A Government Accountability Office investigation last year also concluded that the panel "narrowly defines what constitutes a threat to national security." Since 1988, CFIUS has rejected only one of more than 1,500 proposed foreign acquisitions of U.S. companies: China National Aero-Technology Import & Export's 1990 attempt to acquire a Seattle aircraft parts maker.
Among those approved was a deal that left another Chinese firm producing 80% of the magnets used in the Pentagon's "smart bombs," according to Sen. Evan Bayh, D-Ind.
If any security worries are found in the panel's standard 30-day review, an additional 45-day probe can be launched. But the GAO report said that the committee, which is chaired by the Treasury Department, is reluctant to order such investigations for fear of discouraging foreign investment. Of 470 proposed deals from 1997 to 2004, CFIUS initiated only eight investigations, the report said.
Hunter's proposed legislation would mandate 45-day probes for "transactions that may have national security implications." Treasury Secretary John Snow on Tuesday backed increased scrutiny for deals involving state-owned foreign companies but warned against "isolationist" moves.

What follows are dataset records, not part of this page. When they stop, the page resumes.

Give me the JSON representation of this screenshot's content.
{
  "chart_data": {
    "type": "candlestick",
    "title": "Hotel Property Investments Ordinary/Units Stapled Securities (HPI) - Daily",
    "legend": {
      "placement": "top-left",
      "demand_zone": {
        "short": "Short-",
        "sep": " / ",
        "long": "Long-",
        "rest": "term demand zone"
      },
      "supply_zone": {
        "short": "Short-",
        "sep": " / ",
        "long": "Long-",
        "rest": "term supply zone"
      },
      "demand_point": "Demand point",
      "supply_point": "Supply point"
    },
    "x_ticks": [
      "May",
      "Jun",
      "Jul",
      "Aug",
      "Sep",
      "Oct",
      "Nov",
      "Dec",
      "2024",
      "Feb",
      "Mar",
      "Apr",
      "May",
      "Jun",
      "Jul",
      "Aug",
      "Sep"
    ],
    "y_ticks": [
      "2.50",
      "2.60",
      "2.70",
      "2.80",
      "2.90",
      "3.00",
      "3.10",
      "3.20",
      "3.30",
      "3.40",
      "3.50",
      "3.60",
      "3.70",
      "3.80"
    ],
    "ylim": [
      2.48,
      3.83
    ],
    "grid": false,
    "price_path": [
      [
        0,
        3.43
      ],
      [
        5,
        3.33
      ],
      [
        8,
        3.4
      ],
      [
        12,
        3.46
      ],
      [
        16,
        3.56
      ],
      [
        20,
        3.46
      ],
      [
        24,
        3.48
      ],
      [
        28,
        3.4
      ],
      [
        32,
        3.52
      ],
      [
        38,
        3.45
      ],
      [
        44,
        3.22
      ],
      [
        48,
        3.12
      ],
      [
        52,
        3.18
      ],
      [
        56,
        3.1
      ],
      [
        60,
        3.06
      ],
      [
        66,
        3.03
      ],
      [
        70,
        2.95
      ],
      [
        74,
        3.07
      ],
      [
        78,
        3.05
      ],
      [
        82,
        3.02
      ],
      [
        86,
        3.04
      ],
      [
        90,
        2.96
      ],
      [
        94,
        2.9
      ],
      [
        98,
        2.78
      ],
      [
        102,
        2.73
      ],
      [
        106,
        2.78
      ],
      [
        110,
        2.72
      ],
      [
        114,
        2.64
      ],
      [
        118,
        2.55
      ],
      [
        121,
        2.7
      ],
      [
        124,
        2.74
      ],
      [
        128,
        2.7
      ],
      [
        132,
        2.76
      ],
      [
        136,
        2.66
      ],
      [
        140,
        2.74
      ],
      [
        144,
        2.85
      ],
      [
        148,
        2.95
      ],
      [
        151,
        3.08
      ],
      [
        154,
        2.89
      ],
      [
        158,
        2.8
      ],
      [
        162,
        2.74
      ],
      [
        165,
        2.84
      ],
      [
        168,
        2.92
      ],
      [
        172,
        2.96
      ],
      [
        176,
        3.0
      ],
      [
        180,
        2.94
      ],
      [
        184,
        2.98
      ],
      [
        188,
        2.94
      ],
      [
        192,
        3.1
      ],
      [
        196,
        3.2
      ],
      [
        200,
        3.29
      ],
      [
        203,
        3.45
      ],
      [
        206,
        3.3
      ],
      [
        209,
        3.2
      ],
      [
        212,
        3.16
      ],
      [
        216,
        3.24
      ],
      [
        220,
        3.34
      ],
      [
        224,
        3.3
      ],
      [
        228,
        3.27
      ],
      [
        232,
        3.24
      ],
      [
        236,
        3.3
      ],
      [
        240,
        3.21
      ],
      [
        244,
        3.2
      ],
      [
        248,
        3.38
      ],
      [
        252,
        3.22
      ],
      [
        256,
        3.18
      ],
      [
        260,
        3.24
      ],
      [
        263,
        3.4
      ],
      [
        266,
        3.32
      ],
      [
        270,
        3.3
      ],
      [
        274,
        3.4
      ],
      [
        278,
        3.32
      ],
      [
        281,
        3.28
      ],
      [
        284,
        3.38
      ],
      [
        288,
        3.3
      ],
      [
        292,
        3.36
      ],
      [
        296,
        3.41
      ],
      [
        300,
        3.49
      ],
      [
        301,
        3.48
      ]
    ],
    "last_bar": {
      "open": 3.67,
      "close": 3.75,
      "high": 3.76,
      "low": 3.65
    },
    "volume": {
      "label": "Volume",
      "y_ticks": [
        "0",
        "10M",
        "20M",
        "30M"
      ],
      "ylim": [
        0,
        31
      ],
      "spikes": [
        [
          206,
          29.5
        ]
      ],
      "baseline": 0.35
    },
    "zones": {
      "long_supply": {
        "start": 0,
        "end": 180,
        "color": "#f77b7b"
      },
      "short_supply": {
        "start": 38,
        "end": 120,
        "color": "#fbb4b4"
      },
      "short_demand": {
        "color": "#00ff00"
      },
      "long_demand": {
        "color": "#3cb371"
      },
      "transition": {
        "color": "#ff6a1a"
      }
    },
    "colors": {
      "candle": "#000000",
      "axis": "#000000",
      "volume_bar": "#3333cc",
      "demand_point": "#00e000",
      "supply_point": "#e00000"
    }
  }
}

Others say the criticisms are overstated. Phillip Swagel, who was chief of staff for the White House Council of Economic Advisers in President Bush's first term, says the Pentagon representatives on the panel had a myopic focus on security. "They just didn't understand the value of foreign investment in the United States," says Swagel, now a fellow at the American Enterprise Institute. "They'd rather foreigners not be here at all."
Edward Graham of the Institute for International Economics, author of a forthcoming book on national security and foreign investment, says CFIUS has been more effective than the statistics suggest. Although the panel formally rejected only one deal, it effectively blocked 20 others, he says. Many others were modified by compelling the foreign acquirer to accept changes in how it would operate the American asset.
"What major security failure has happened in the U.S.? None that we know of," Graham says.
U.S. dependent on foreign investment
As Congress rethinks foreign investment, Clyde Prestowitz, president of the Economic Strategy Institute, thinks the new focus on security ignores the U.S. economy's dependence upon foreign investment. The USA requires about $3 billion in foreign capital every working day to finance the huge gap between its consumption of foreign goods and its exports. The country just doesn't have the luxury of walling itself off, Prestowitz says: "We're shooting ourselves in the foot here. People don't realize this, but our economy is on life support from foreign lenders and investors."
Questions over foreign investment aren't going away. Next month, Chinese President Hu Jintao is scheduled to meet with President Bush at the White House even as the Treasury Department nears a decision on formally stating that China manipulates its currency for trade advantage.
Likewise, thanks to high oil prices, the Dubai Ports deal won't be the last Arab investment here. Since 1998, members of the OPEC oil cartel have earned $1.3 trillion in petrodollars, according to the Bank for International Settlements. Much of it is staying home, helping fuel enormous increases in regional stock markets. But tens of billions of petrodollars have surged into U.S. corporate bonds, equities and direct investment. And more are probably coming.
"Foreigners have a whole pile of dollars," says Reinsch. "I don't know what we expect them to do with them."